Having not seen The Big Short, I don’t know whether the problem originates with the movie or with Providence Journal business editor John Kostrzewa’s review of the movie, but it’s discouraging to observe that the federal government’s role in creating the housing bubble has been airbrushed out of history:
For years, bankers made mortgages that they bundled together, called mortgage backed securities, that they sold on the bond market to investors. The bankers used the proceeds from the bond sales to lend more money to home buyers. Simple, so far.
But the process became corrupted when predatory lenders made mortgages to people who put no money down, had low credit scores and no income, at teaser rates that adjusted sharply upward after a couple of years. The mortgages, called subprime because of the risk, were bundled and then repackaged by Wall Street bankers who collected big fees when they sold the bonds. Corrupted ratings’ agencies gave the bonds high marks.

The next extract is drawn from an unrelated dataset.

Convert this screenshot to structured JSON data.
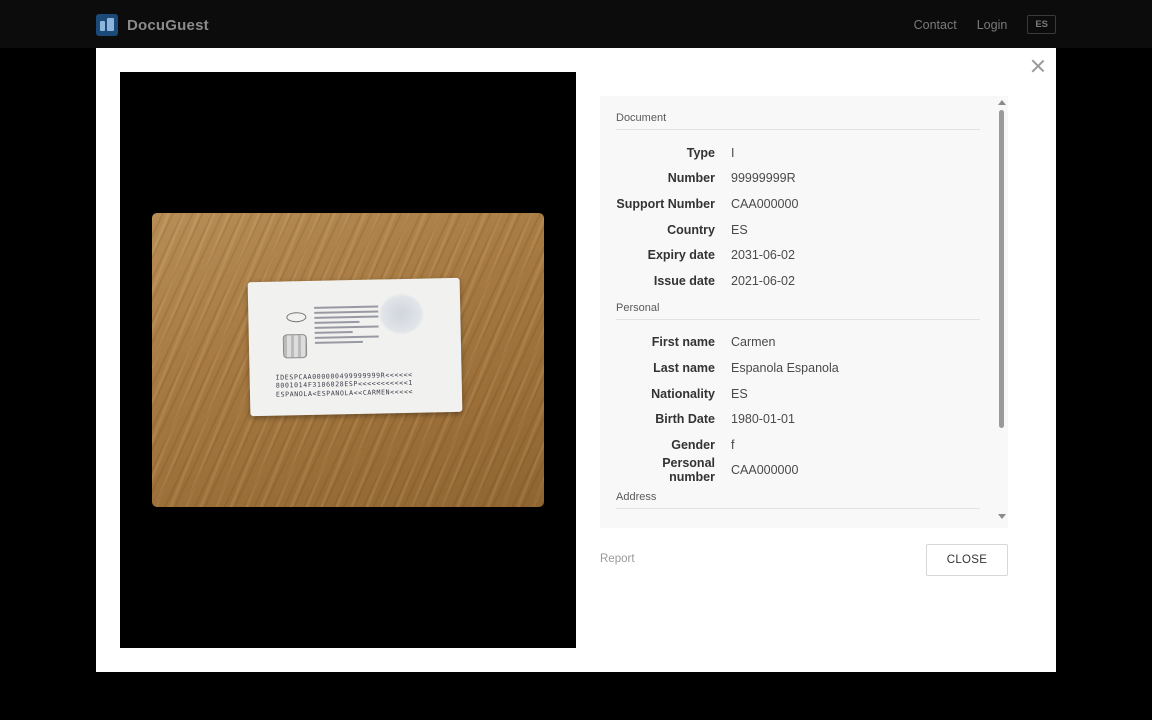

Notice that this “simple, so far” story makes no attempt to explain why so many investors believed they could leave somebody else holding the bag. No mention of the role of Fannie Mae and Freddie Mac, with their implicit government backing. No mention of the federal Community Reinvestment Act, and its push for more and more of these subprime loans. No mention of Democrat President Bill Clinton and his administration’s elimination of banking regulations that partitioned banking and investment. Definitely no mention of the reality that the government managed a surplus under Clinton mainly because he essentially privatized the creation of national debt.
We just get a tale of cartoon private-sector villains who brought down the world out of greed. History of this sort is dangerous because the solutions that seem reasonable after the revision are likely to draw us right back into the arms of the real troublemaker.